Directed by Alejandro Gonzalez Inarritu ("Babel"), "Biutiful" is set in the lower depths of Barcelona and is the story of Uxbal (Bardem), a minor crook and hustler who is dying of incurable cancer. When he is not worrying about his two needy children and his mentally unstable ex-wife, he is in the illegal immigrant business, keeping track of Chinese sweatshop workers and Africans who peddle counterfeit handbags.
Bad things happen to him and those around him. He feels guilty. Things do not end well, despite an effort by the filmmaker to let a small ray of sunlight pierce the darkness toward the end.
"Biutiful" has a cinematic rawness that fits the subject well and in general is effective in plunging us into a world of misery. Maybe that's part of the problem -- the movie doesn't transcend the material.
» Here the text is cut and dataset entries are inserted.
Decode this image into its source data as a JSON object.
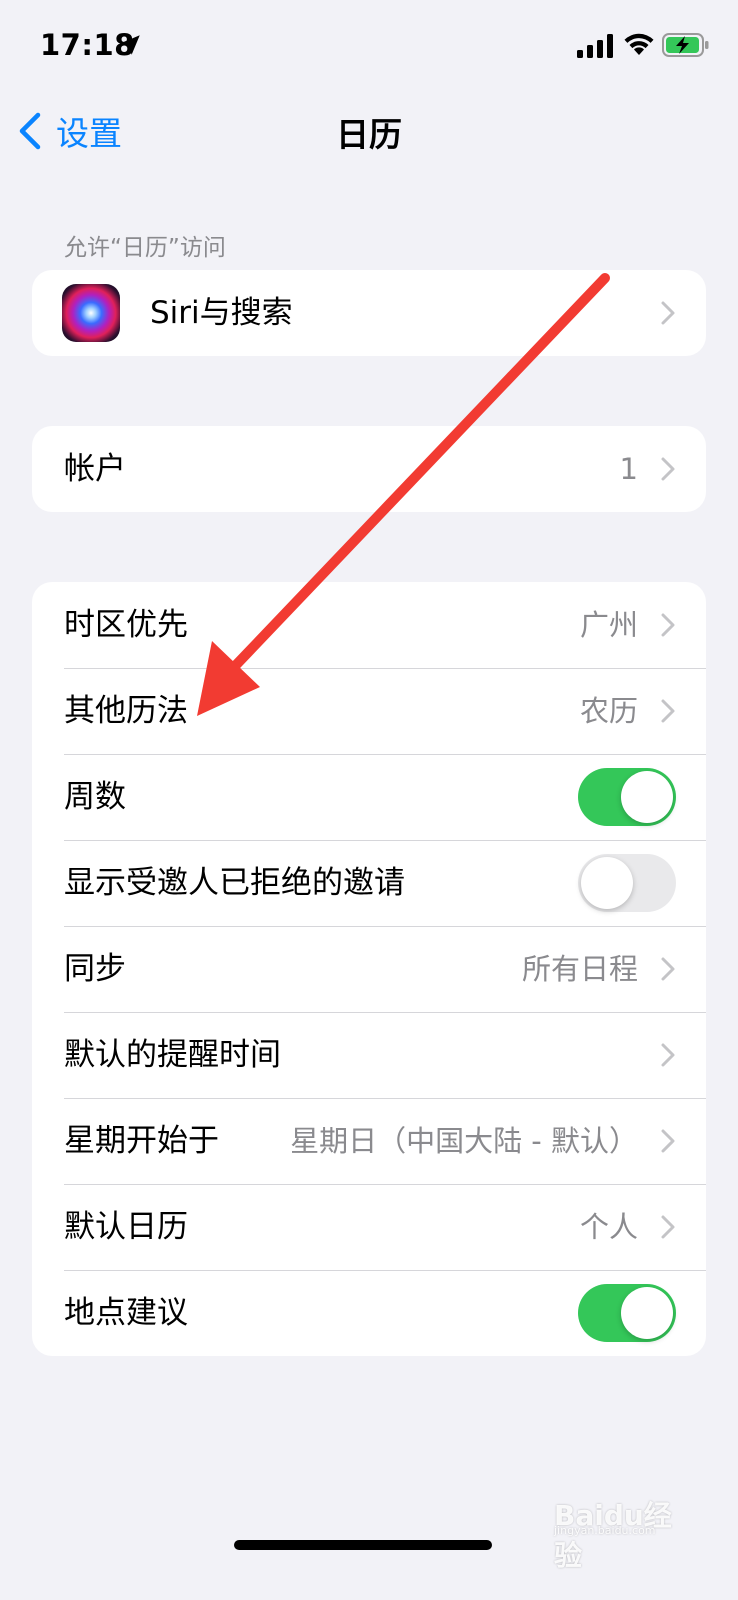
{
  "status_bar": {
    "time": "17:18",
    "icons": [
      "location-arrow-icon",
      "cellular-signal-icon",
      "wifi-icon",
      "battery-charging-icon"
    ]
  },
  "nav": {
    "back_label": "设置",
    "title": "日历"
  },
  "section_access": {
    "header": "允许“日历”访问",
    "siri_label": "Siri与搜索"
  },
  "section_accounts": {
    "label": "帐户",
    "value": "1"
  },
  "section_settings": {
    "rows": [
      {
        "label": "时区优先",
        "value": "广州"
      },
      {
        "label": "其他历法",
        "value": "农历"
      },
      {
        "label": "周数",
        "toggle": true
      },
      {
        "label": "显示受邀人已拒绝的邀请",
        "toggle": false
      },
      {
        "label": "同步",
        "value": "所有日程"
      },
      {
        "label": "默认的提醒时间",
        "value": ""
      },
      {
        "label": "星期开始于",
        "value": "星期日（中国大陆 - 默认）"
      },
      {
        "label": "默认日历",
        "value": "个人"
      },
      {
        "label": "地点建议",
        "toggle": true
      }
    ]
  },
  "colors": {
    "accent": "#0a84ff",
    "toggle_on": "#34c759",
    "annotation_arrow": "#f23b32"
  },
  "watermark": {
    "text": "Baidu经验",
    "url": "jingyan.baidu.com"
  }
}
In the end, I didn't walk away from it feeling that I had learned anything I didn't know before -- except that Barcelona had lower depths -- or felt anything I hadn't felt before. Or even felt anything I had felt before and wanted to feel again.
Opens Friday, Feb. 4
Harper Barnes, the author of Never Been A Time: The 1917 Race Riot That Sparked The Civil Rights Movement, is a special contributor to the Beacon.